Verikool Marketplace Influencer

Mengenal Verikool, Startup yang Lebih dari Sekadar “Marketplace Influencer”

Suka tidak suka keberadaan influencer media sosial sudah mengubah cukup banyak industri periklanan. Kendati begitu, masih banyak kendala yang perlu diatasi dari alternatif baru tersebut, semisal kemudahan mencari influencer, isu follower palsu, hingga efektivitas jasa influencer terhadap penjualan produk.

Masalah-masalah tersebut menjadi alasan kemunculan startup bernama Verikool. Founder & CEO Verikool Daniel Dewa menjelaskan bahwa startup yang ia dirikan itu bukan hanya sekadar marketplace influencer, tapi lebih sebagai perusahaan analitik.

“[Marketplace] sudah banyak banget. Kita tahu yang bikin seseorang memilih influencer bukan dari marketplace, mereka pakai influencer karena mereka terkenal.
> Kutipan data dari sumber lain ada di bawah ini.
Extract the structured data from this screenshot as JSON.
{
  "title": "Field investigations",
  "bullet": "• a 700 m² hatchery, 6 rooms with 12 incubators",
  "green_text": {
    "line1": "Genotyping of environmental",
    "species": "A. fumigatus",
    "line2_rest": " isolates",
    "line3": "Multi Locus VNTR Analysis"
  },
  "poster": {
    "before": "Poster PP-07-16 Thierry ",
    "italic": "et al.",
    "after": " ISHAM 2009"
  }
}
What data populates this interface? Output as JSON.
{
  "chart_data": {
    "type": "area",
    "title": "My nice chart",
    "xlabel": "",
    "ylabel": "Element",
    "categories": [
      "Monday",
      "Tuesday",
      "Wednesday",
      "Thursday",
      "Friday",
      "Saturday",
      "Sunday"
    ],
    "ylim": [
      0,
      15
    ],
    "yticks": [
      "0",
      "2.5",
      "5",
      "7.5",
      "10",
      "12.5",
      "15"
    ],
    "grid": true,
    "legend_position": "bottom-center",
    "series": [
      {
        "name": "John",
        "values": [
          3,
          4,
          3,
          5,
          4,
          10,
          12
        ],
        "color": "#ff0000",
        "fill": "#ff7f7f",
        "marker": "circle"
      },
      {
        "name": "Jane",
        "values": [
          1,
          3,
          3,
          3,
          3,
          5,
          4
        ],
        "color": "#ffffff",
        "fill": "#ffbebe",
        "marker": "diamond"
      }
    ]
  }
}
Jadi percuma kalau kita mengarah ke marketplace, nanti yang cari akan klien-klien kecil saja,” ujar Daniel kepada DailySocial.
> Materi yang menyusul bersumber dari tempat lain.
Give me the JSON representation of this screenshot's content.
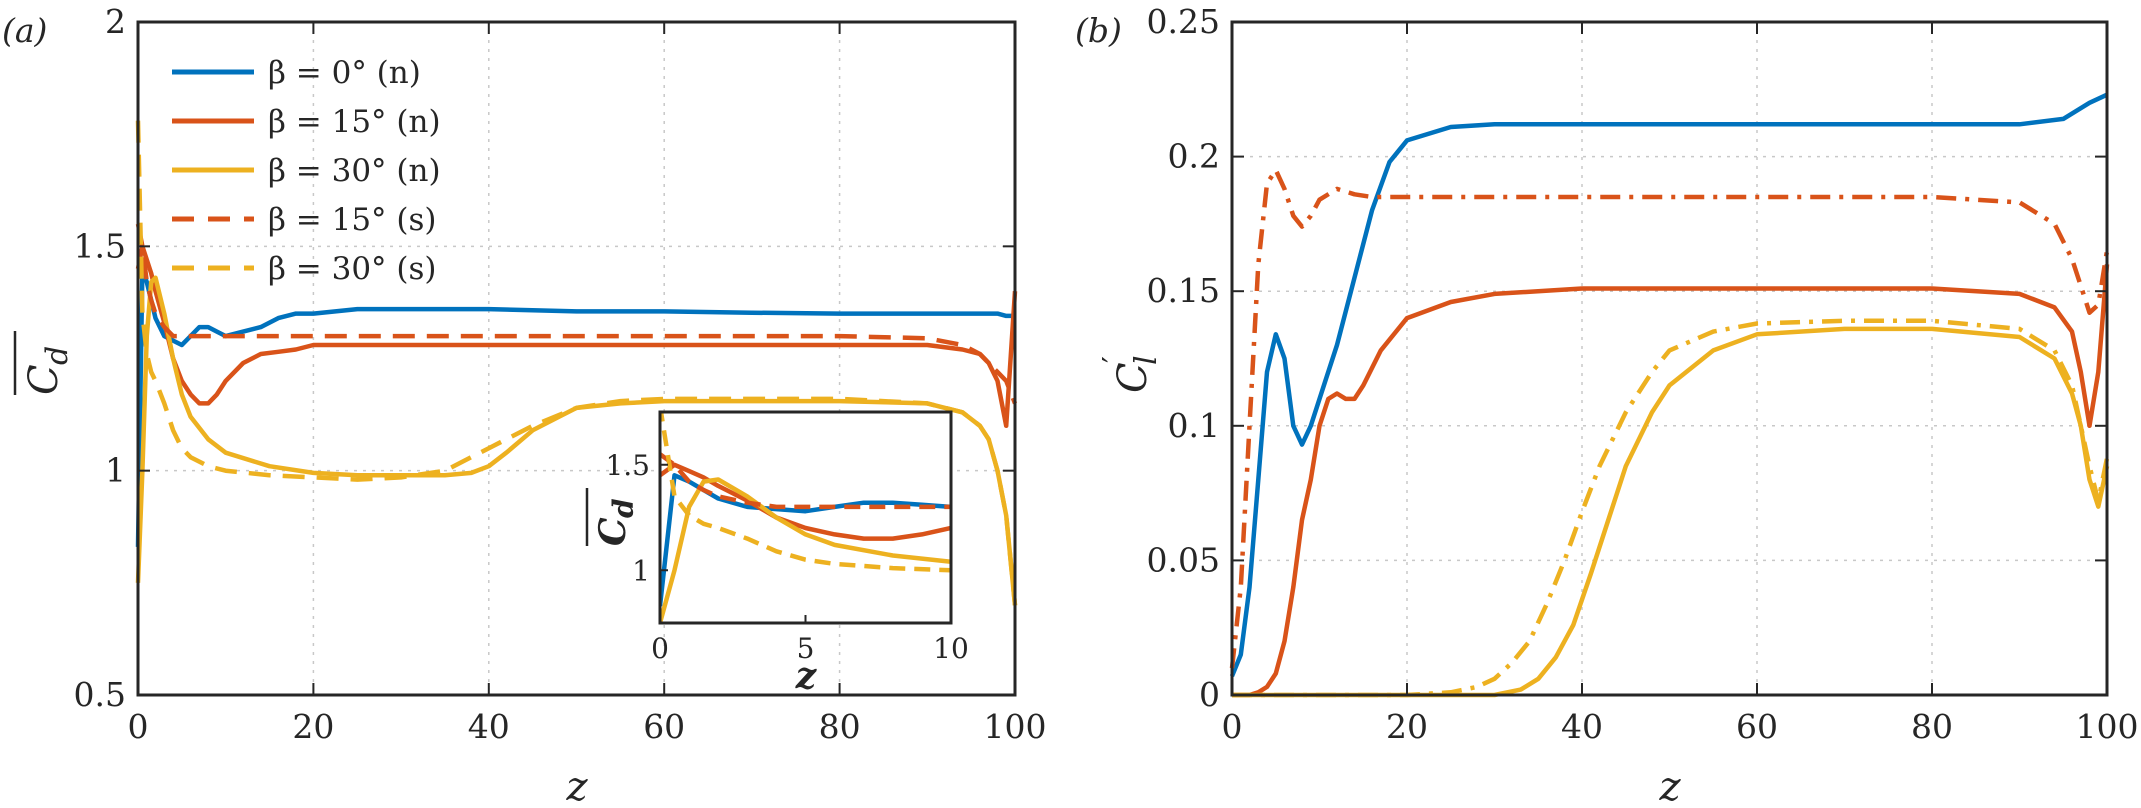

Seperti yang Daniel katakan, marketplace untuk influencer memang sudah ada beberapa di Indonesia. Mereka di antaranya adalah SociaBuzz, IconReel, dan Allstars. Verikool ingin lebih dari sekadar marketplace yakni dengan menjadi perusahaan analitik yang memudahkan korporasi dan UKM beriklan melalui influencer.

Cara kerja Verikool cukup sederhana. Pada dasarnya mereka punya dua platform, endorse influencer dan analitik. Perusahaan atau UKM dapat memilih influencer yang relevan dengan kebutuhannya, melakukan pembayaran, hingga melakukan revisi.

Verikool juga dapat memberikan insight seperti follower asli dan palsu, tingkat engagement sebuah posting, berapa banyak klik ke situs perusahaan, email, chat, pola caption, dan banyak lagi. Bahkan algoritma Verikool memungkinkan melihat pose serta bahasa selebgram yang paling banyak menarik perhatian audiens. Biaya yang dikenakan bersifat flat untuk setiap transaksi sebesar Rp20.000.

Bedanya, UKM yang ingin melakukan endorse di Verikool harus bayar di muka, sementara korporasi dapat bayar setelah pemakaian jasa. Pihak influencer pun baru akan mendapatkan uangnya ketika mereka menyelesaikan tugas dari klien.

“Biasanya kalau ke agency kita bayar 5-20 persen dari harga influencer. Di kita mau harga influencer Rp1 miliar tetap aja Rp20.000,” ucap Daniel.

Sementara monetisasi dilakukan Verikool dengan cara menarik ongkos Rp100.000 per akun dari korporasi yang sudah jadi klien mereka. Dari ini saja Daniel mengaku pihaknya mendapat puluhan juta tiap bulan sehingga saat ini perusahaan sudah profit.

Sedangkan untuk pendanaan, Verikool berada di tahap pre-seed dengan total uang yang sudah dikantongi sebesar US$750.000, salah satunya dari Alpha JWC Ventures. Namun Daniel mengaku pengumpulan dana mereka hanya akan di fase seed dengan alasan sudah nyaman dengan kondisi saat ini.

“Segede-gedenya yang kita terima paling dari Alpha, kita enggak mau dari yang lain. Kita sudah fine kaya gini, sudah bagus bisa sales. Jangan sampai ada investor masuk jadi rusak,” ujar Daniel.

Saat ini sudah ada 1.700 lebih influencer di Indonesia yang sudah bergabung dengan mereka, termasuk beberapa di antaranya dari Taiwan. Sementara klien mereka sudah terdiri dari 20 korporasi dan 214 UKM.

Pada November nanti mereka berencana memperluas jangkauan layanan mereka hingga ke Thailand, Singapura, Malaysia, dan Taiwan. Alhasil nanti perusahaan di keempat negara itu dapat memakai jasa influencer lokal saat ingin mempromosikan produknya di Indonesia. Dan sebaliknya, pengiklan dari Indonesia dapat memakai jasa influencer keempat negara tadi untuk beriklan di sana.